Manque d’eau, de nourriture, abri insalubre, exposition aux violences sexuelles : la Cour européenne des droits de l’homme (CEDH) a condamné jeudi la France pour avoir abandonné à son sort un Afghan de 12 ans lorsqu’il vivait sur le camp de « la lande » de Calais (nord) en 2016.
L’enfant, parti d’Afghanistan un an plus tôt, a « vécu durant plusieurs mois dans le bidonville (…) dans un environnement totalement inadapté à sa condition d’enfant et dans une précarité inacceptable au regard de son jeune âge », a spécifié la CEDH, condamnant la France pour « traitement dégradant ».
Le Défenseur français des droits, Jacques Toubon, a souligné « le caractère majeur » de cet arrêt. L’État doit prendre « la mesure de cette condamnation sévère pour assurer le respect effectif des droits fondamentaux de tous les enfants présents sur le territoire français », a-t-il poursuivi.

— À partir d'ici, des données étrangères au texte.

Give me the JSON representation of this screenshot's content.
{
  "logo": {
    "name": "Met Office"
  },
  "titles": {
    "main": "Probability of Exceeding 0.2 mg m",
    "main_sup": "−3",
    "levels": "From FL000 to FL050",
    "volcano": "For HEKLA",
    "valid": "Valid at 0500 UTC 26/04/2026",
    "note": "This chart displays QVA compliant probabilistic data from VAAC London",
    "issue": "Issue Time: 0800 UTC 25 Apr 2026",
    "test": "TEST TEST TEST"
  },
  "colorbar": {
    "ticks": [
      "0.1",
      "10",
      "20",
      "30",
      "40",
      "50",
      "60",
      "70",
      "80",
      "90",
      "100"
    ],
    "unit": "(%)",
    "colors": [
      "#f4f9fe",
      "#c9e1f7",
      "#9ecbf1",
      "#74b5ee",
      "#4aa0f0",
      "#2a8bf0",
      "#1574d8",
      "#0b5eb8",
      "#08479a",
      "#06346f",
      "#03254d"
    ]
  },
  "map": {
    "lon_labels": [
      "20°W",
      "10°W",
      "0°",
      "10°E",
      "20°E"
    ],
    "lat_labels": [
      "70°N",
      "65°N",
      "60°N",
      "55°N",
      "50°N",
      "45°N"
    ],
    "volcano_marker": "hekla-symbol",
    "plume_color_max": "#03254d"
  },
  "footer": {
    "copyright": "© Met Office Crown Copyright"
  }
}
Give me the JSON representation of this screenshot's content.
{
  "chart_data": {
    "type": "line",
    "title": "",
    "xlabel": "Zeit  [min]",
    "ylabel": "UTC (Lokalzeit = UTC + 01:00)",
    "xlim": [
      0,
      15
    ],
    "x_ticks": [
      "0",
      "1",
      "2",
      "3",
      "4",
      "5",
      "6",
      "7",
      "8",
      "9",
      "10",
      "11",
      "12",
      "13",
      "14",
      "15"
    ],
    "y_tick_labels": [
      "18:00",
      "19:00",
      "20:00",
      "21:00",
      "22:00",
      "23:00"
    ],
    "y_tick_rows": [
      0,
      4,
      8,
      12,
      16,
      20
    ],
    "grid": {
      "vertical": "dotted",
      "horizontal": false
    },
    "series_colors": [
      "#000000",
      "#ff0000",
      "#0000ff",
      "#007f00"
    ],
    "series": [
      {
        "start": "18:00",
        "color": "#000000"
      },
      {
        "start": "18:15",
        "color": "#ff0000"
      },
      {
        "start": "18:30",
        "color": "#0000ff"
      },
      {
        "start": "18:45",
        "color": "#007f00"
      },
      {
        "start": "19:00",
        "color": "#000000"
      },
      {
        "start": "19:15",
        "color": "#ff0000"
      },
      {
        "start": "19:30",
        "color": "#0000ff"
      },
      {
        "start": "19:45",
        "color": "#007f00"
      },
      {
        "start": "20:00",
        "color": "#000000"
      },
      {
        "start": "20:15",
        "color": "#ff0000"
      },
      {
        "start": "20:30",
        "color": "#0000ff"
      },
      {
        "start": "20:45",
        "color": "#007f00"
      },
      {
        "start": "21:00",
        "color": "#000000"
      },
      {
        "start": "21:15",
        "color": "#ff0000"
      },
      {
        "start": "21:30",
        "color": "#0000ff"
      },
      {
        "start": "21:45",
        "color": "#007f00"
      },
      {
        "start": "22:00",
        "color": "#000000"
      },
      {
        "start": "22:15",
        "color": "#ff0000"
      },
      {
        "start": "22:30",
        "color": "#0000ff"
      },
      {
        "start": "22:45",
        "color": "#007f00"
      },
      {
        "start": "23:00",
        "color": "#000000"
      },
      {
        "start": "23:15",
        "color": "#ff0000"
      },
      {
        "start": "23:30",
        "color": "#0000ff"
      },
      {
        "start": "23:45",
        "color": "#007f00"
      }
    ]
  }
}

Dans leur arrêt, les juges dressent un portrait cauchemardesque des conditions de vie dans la « Jungle », nom officieux de ce campement de bric et de broc, au nord-est de Calais, qui a accueilli jusqu’à 10000 migrants désireux d’entrer au Royaume-Uni avant d’être démantelé. Accès limité aux soins et à l’eau potable, conditions d’hygiène déplorables, manque de nourriture, promiscuité…
Dans ce contexte, « les mineurs isolés étrangers se trouvaient de surcroît exposés à divers dangers, dont celui de subir des violences physiques et sexuelles », souligne la Cour.
«Tente de fortune avec un accès très compliqué à l’hygiène et une grande insécurité»
Rencontré lors d’une maraude en février 2016, J. « vivait à plusieurs dans une tente de fortune avec un accès très compliqué à l’hygiène et une grande insécurité », a raconté Solenne Lecomte, coprésidente de l’association La Cabane juridique à Calais, qui a accompagné le jeune migrant dans ses démarches auprès de la Cour de Strasbourg.
Alors que la zone sud du campement était évacuée par les autorités, la tente du jeune homme a été détruite. Un juge des enfants avait ordonné sa mise à l’abri et J. s’était déclaré « favorable » à cette solution, note la CEDH. Mais cette décision n’a pas été exécutée. Quelques semaines plus tard, le préadolescent a quitté la France pour entrer clandestinement au Royaume-Uni où il a été recueilli par les services britanniques de l’aide à l’enfance.
La CEDH « estime que ces circonstances particulièrement graves et l’inexécution de l’ordonnance du juge des enfants (…) constituent une violation des obligations pesant » sur la France. À Calais, « les autorités compétentes n’avaient pas même identifié le requérant comme tel », déplorent les juges européens, estimant que « les moyens mis en œuvre pour identifier » les mineurs isolés étrangers étaient « insuffisants ».
Le préfet du Pas-de-Calais, représentant l’État, a assuré que la situation visée par l’arrêt datait du « temps de la lande » et que la situation se présente « dans un nouveau contexte différent » aujourd’hui.
Selon l’association Salam, vivraient actuellement à Calais « 500 à 600 » migrants. « Le problème existe encore aujourd’hui, avec un nombre important de mineurs non accompagnés qui dorment dehors », affirme Didier Degrémont, président du Secours catholique dans le Pas-de-Calais.